One of the approaches that works pretty well is identifying some kids to give them training to engage young people in what’s going on. In Missouri the National Council on Alcoholism is a great support to make that happen. In Illinois there are others. In many states in the nation there is some sort of key resource to help the kids. CADCA does training as well, so they are a resource.
So do something with your kids and identify what they want to do. Just encourage and support that. Now where it gets difficult, and where some training and technical assistance help, is that you need to look at the survey data so that you choose things well. You want to be shooting at a target instead of just trying to throw spaghetti on the wall. Throwing spaghetti on the wall—well, you can try that, but it will just take you longer to figure out which string of spaghetti is really the one you want to choose.
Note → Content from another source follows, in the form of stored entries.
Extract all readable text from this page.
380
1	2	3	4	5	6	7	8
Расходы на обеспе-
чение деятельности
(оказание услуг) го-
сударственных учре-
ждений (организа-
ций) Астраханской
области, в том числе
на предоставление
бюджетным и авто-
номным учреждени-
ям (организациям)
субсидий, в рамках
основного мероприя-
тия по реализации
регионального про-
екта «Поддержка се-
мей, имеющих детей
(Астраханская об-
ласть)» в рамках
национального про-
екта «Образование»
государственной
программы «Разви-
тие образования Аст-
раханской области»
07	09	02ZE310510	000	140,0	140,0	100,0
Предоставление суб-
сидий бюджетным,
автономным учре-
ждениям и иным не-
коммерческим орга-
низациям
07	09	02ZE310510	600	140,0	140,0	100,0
A little targeting will help make these efforts more sustainable.
AGC: When you talk about young people, what ages do you mean?
Dennis: High schoolers. Start with high schoolers. When you do get that rolling really well, one of the things you look to is to encourage high schoolers to engage middle schoolers, and then middle schoolers to work with early elementary kids. Then you have a full pre-K to grade 12 engagement of young people.
AGC: Are schools cooperative about letting kids participate during the school day?
Dennis: My experience is that when they see the value of this, the schools are pretty much all in. Schools for the most part know there is an issue here. Unfortunately, they are often unaware of effective prevention strategies. Someone has to explain how prevention works. As a former Professional School Counselor, I explain as similar to an effective School Counselor program. Which by the way is another highly effective method to help students succeed.
You're not always going to get a yes obviously; sometimes you just have to keep looking for that person in the school who finds it appealing and sees the integration with what they are already doing. That might be a school principal, a school counselor, a coach, or a school social worker. It could be any person who just has some affinity for the issue and a willingness to work and be persistent.
Almost every school has multiple classes where state and federal requirements say you're going to have drug misuse prevention curriculum, so finding who is over that is another avenue to check. Sometimes that is the school counselor, a health teacher, or sometimes the curriculum coordinator. It's a bit variable. Sometimes the principal is the one driving the instruction, or sometimes it’s the advisor to what was formerly known as the SADD chapter.
AGC: Thank you, Dennis. We urge our readers to make contact with their local community anti drug coalition, or if they don't find one, to start one. The approach of bringing multiple sectors of the community together in one place at one time is quite fruitful in many aspects of community development, and it seems as though this is doubly true for preventing teen drug misuse.